HDInsight Creating Local OS and Ambari users via the REST API

Microsoft Azure

HDInsight is a semi-managed Hadoop cluster on the Microsoft Azure cloud. Although the standard version isn’t geared towards multiple users from a security perspective I recently had to figure out a way to create local users across the cluster at cluster build time. This blog post describes one way you could do this.

Overview

The way we will create users on the cluster at boot time is:

  • Create a CSV file containing usernames,user and group ids, shell etc.
  • Store the CSV file on the default Azure Storage account
  • Attach the Storage account to the HDInsight cluster
  • Deploy the cluster with an ARM template that uses a custom script which creates the user accounts
  • The script
    • Determines the cluster name
    • Based on the cluster name it looks for a file named <clustername>-user-list.csv on the storage account
    • Copies the file to the node and iterates through the lines in the file and:
      • Creates local OS users;
      • Create local OS groups for the users;
      • If the users is an admin user it adds them to sudoers;
      • Creates user accounts in Ambari – note that in a HDInsight standard cluster the user accounts in Ambari are separate to the OS level accounts;
      • Creates Pig and Oozie views if they do not already exist;
      • Adds the user to either the
        • clusteruser group which will have read only access to cluster stats/configuration and access to Hive views etc in Ambari
        • clusteradministrator which will have full access to manage everything through Ambari
        • grants access to various Ambari views to the aforementioned groups

The CSV file containing the user details includes the uid, we do this to ensure the users have the same uid across all nodes in the cluster.

The creation of Ambari users, groups, checking membership of the Ambari groups and creating views makes heavy use of the Ambari REST API.

At the moment the script lists all the storage accounts associated with the cluster and finds one that contains the string artifacts and looks on this storage account for the user list CSV file. The script needs to be improved by making the storage account and container names parameters.

I have uploaded the script to github here https://github.com/vijayjt/AzureHDInsight/blob/master/script-actions/create-local-users.sh

Ambari REST API

As mentioned the script makes heavy use of the Ambari REST API.

  • Checking a user exists
    • We do this by calling the REST API endpoint http://${ACTIVEAMBARIHOST}:8080/api/v1/users
    • Then iterating to through the users returned to see if the username is in this list
    • Lines 2 – 16 in the gist shown below provides some example code for checking if a user exists in Ambari (this is an extract from the full script mentioned above).
  • Check if a user is a member of an Ambari Group
    • We call the REST API endpoint http://${ACTIVEAMBARIHOST}:8080/api/v1/groups/${GROUP_TO_CHECK}/members
    • To obtain a list of users that are a member of the specified group
    • Then we iterate through the list to see if the user is in the list
  • Adding a user to Ambari
    • As shown in line 88 of the gist, we make a post request to the endpoint http://${ACTIVEAMBARIHOST}:8080/api/v1/users with a JSON body that contains the username and password
  • Adding a group to Ambari
    • As shown in line 91 of the gist, we make a post request to the endpoint http://${ACTIVEAMBARIHOST}:8080/api/v1/groups with a JSON body that contains the group name
  • Adding a user to a group in Ambari
    • As shown in line 94 of the gist we make a post request to the endpoint http://${ACTIVEAMBARIHOST}:8080/api/v1/groups/${ambarigroup}/members with a JSON body that contains the username and group name

 

Important considerations

PAM Configuration

It should be noted that Microsoft do modify the pam configuration files which can lead to an issue where the passwd <username> command will prompt you twice because they have added kerberos related configuration items to PAM. I suspect they made this change for Azure HDInsight Premium which supports domain joined clusters but accidentally included this on Standard clusters as well.

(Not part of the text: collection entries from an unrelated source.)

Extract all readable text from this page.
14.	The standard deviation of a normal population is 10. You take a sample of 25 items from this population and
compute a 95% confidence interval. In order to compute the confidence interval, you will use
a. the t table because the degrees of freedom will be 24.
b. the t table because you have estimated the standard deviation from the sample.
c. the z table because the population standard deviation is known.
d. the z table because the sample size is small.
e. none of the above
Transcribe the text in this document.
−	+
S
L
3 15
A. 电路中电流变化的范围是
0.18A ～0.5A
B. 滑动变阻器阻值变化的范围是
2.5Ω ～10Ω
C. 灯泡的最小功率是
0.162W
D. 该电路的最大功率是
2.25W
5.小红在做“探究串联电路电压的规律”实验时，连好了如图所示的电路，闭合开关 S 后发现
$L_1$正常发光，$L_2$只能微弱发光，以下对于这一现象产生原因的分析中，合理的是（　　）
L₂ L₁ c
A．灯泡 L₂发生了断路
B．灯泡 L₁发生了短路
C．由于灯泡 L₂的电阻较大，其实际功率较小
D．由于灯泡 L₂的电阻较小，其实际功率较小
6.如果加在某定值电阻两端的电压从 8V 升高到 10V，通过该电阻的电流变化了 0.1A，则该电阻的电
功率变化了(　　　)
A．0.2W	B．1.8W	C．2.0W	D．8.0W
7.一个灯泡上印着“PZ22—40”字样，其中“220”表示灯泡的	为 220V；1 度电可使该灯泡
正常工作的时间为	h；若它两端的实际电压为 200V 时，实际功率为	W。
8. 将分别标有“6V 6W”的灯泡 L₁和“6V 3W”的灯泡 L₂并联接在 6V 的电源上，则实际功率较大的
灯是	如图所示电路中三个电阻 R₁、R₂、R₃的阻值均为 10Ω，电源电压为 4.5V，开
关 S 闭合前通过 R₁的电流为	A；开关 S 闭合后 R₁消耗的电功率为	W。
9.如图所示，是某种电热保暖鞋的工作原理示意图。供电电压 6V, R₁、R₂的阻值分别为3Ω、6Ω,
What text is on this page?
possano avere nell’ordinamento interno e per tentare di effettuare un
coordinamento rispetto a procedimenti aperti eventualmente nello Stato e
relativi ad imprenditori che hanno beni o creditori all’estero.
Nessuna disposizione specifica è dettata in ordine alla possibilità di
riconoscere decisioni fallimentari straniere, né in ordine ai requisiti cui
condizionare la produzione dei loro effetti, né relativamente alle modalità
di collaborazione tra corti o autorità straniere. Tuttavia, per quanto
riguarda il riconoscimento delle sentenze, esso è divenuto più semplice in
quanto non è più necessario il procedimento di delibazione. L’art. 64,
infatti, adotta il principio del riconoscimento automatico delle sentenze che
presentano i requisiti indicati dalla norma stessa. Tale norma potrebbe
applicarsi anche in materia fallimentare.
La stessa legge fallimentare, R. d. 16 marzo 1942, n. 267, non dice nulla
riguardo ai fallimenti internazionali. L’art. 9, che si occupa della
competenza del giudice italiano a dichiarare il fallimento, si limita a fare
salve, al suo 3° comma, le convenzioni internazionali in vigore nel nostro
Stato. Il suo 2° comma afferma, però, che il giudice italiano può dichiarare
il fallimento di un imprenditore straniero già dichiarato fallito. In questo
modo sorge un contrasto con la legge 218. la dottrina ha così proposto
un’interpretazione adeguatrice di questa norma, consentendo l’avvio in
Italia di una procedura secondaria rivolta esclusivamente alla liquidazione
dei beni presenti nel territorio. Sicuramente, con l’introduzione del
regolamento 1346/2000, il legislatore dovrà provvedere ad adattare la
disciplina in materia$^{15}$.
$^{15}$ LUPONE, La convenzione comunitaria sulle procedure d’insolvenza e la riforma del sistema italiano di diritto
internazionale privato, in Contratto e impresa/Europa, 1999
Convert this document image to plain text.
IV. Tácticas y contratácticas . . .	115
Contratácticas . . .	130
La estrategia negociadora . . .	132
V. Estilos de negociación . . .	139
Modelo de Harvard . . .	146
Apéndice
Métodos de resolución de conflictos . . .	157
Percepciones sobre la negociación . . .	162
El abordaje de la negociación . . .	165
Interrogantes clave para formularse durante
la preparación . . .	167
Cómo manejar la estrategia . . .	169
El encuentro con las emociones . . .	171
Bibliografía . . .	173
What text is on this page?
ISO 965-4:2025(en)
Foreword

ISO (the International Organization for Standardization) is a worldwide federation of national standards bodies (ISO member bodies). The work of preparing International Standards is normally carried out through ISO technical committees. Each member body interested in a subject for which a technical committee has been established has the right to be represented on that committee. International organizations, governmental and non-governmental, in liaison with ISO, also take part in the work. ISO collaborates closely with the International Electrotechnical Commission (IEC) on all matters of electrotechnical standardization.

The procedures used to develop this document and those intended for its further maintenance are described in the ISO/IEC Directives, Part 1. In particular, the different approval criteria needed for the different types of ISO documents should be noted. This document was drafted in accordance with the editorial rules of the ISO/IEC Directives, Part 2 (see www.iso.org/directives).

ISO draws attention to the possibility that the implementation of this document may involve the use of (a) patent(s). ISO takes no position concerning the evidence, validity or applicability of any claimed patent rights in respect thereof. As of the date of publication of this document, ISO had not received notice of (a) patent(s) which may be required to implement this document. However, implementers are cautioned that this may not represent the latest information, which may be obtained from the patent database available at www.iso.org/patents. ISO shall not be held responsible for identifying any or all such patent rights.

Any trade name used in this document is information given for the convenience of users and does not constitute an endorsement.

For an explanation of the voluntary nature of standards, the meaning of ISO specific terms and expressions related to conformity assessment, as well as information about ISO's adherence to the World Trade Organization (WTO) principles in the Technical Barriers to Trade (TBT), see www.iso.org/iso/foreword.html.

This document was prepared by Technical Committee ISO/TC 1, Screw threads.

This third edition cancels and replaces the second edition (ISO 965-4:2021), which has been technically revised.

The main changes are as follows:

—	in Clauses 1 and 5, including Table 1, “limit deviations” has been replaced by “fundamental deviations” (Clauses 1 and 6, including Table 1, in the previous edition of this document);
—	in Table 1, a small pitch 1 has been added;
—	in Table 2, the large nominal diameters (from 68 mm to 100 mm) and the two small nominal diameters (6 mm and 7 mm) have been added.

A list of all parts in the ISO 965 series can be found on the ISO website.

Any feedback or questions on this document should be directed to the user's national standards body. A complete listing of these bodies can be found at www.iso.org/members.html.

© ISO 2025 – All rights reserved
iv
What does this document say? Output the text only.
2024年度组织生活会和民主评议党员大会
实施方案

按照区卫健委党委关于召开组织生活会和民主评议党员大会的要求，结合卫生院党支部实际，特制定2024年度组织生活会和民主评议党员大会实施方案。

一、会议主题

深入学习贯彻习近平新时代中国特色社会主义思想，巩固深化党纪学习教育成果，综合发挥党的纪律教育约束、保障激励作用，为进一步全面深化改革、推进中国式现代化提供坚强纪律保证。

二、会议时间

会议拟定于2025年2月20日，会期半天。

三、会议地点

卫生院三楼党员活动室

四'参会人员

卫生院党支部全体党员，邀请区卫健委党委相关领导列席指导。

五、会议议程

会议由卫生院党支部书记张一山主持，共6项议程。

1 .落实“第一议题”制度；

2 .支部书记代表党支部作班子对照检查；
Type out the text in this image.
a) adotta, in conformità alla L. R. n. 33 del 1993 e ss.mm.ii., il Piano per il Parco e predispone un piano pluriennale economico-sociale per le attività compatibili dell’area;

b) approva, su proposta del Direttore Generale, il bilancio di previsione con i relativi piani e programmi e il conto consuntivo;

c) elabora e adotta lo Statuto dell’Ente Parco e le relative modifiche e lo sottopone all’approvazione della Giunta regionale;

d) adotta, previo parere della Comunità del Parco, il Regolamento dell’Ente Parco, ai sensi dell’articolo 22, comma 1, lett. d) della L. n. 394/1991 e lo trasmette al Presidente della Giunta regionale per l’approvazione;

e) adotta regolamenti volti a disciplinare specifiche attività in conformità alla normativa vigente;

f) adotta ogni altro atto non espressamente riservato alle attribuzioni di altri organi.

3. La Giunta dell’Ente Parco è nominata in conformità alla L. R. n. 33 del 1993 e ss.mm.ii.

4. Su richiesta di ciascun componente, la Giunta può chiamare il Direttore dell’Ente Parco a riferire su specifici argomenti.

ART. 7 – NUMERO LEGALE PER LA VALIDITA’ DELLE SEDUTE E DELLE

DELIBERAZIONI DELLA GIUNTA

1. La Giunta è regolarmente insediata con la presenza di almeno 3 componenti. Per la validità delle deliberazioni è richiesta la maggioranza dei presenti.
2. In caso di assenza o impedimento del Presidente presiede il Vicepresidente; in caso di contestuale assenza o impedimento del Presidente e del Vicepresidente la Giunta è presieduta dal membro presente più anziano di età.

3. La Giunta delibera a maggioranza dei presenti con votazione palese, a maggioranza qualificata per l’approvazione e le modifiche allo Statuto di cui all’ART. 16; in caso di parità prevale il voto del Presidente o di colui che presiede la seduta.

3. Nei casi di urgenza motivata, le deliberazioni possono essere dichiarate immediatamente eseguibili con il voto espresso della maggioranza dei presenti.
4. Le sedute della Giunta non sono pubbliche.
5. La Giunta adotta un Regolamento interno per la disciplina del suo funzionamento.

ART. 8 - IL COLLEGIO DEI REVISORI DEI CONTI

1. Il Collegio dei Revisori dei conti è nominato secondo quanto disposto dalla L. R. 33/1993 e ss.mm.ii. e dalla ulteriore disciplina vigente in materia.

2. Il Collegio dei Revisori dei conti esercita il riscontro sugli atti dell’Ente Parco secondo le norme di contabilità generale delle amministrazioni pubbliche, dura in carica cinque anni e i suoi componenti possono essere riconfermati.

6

I will write a separate post on how to change the PAM configuration.

 

Force password change

When the account is created you should force the user to change their password shortly afterwards.

Security of user list file on Azure storage

The user passwords are stored in plaintext on the Azure storage account. This is one of the reasons we delete the file after cluster provisioning. If you were to leave it on the storage account any user on the cluster will be able to view it using hdfs commands.

If you persisted the script and you scale the cluster from the Azure portal and add additional nodes you will need to reinstate the file otherwise the local OS users will not be created.
It goes without saying but you should ensure storage account encryption is enabled and the container is private.

As an alternative you could look to distribute SSH keys instead of using password authentication.

What other options are there for provisioning users on HDInsight Standard?

If you are using a configuration management tool such as Chef, Ansible or Puppet, you could create the accounts via one of these tools and also use it to distribute SSH keys so that no passwords are involved.

If you do take this approach you need to be careful that there are no scripts that rely upon the chef/ansible code to execute first and create the users otherwise the script actions may fail or you may end up with a race condition.